Stolicą województwa lubelskiego, Lublinem, po raz kolejny ogarnia dreszczyk emocji związany z finałem konkursu o tytuł Europejskiej Stolicy Kultury (ESK) 2029. Do 18 marca mieszkańcy miasta mają możliwość przedstawienia swoich kreatywnych wizji i aspiracji co do przyszłości kulturalnej ich miasta.
W ramach konkursu, pomysły od mieszkańców będą stanowiły cenną inspirację do opracowania aplikacji konkursowej. Hasło, które miasto przyjęło na potrzeby tej edycji konkursu to „Reunion”. Dyrektor Centrum Kultury w Lublinie i koordynator programowy ESK 2029, Rafał Koziński, podkreśla, że im bardziej oryginalne i nietuzinkowe są pomysły od mieszkańców, tym lepiej.
Koziński tłumaczy, że hasło „Reunion” ma na celu z jednej strony przyciągnięcie uwagi Europy czyli Unii, a z drugiej strony ma symbolizować renesans wspólnoty mieszkańców. – To jest moment, kiedy zapraszamy mieszkańców Lublina do aktywnego udziału, do podzielenia się swoimi pomysłami, marzeniami i wizjami na temat tego, jak widzą Lublin za 5 lat.
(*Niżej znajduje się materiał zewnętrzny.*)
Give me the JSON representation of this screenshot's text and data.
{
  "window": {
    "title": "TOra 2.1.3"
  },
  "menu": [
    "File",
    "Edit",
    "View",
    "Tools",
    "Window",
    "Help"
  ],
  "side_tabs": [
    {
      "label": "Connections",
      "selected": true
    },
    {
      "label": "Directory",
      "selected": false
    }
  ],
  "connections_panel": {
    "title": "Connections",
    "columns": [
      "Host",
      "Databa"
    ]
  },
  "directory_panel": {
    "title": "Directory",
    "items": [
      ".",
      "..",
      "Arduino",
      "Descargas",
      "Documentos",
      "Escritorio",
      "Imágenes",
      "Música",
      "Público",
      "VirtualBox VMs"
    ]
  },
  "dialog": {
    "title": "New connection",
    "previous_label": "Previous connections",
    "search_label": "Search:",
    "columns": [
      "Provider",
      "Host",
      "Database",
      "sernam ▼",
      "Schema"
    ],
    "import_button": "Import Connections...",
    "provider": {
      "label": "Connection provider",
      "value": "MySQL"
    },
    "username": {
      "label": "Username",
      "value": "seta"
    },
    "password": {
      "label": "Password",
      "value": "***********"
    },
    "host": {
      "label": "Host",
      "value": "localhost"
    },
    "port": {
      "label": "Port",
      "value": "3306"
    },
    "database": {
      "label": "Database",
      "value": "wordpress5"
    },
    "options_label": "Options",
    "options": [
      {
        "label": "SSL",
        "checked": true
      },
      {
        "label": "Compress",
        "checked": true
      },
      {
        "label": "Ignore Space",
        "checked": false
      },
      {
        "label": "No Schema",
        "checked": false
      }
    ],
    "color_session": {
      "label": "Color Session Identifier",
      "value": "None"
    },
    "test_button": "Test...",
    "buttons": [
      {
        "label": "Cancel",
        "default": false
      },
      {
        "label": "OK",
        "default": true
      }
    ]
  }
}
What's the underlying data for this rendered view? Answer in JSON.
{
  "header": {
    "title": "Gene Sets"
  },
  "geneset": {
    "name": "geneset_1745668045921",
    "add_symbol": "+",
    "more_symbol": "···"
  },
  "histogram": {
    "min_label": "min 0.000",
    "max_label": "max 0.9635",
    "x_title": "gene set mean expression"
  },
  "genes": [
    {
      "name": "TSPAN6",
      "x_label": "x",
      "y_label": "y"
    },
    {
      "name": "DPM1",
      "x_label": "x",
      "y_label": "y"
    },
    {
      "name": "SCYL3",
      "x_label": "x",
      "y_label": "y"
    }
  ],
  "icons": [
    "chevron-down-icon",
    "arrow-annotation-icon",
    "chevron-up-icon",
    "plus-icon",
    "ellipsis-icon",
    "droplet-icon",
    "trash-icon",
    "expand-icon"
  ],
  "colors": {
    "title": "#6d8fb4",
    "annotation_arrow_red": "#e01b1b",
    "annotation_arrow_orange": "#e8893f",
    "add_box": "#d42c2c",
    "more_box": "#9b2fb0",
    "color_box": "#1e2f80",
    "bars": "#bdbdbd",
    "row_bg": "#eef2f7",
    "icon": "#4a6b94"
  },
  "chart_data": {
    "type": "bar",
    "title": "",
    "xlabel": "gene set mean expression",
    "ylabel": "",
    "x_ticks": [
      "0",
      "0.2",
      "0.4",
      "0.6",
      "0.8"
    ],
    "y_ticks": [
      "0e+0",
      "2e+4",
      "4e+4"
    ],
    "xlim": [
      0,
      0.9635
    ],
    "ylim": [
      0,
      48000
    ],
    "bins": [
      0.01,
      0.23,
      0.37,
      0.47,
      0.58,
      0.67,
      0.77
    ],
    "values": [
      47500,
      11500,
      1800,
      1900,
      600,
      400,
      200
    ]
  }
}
Na przykład, moje marzenie to, aby w Lublinie w 2029 r. murale nie były malowane tylko na ścianach, ale także na dachach budynków np. Starego Miasta, tak aby można je było podziwiać ze Wieży Trynitarskiej – mówi. – Chciałbym, aby zgłoszono kilka tysięcy albo nawet kilkadziesiąt tysięcy takich marzeń, żebyśmy mieli naprawdę dużo pracy – dodaje dyrektor Centrum Kultury.
Lublin stara się o prestiżowy tytuł Europejskiej Stolicy Kultury już po raz drugi. Poprzednio, w rywalizacji o tytuł ESK 2016, miasto musiało uznać wyższość Wrocławia. Prezydent Lublina wspomina jednak, że choć porażka wywołała poczucie niesprawiedliwości i rozczarowanie, to jednocześnie pobudziła motywację do dalszego rozwoju i ponownego wystartowania w konkursie.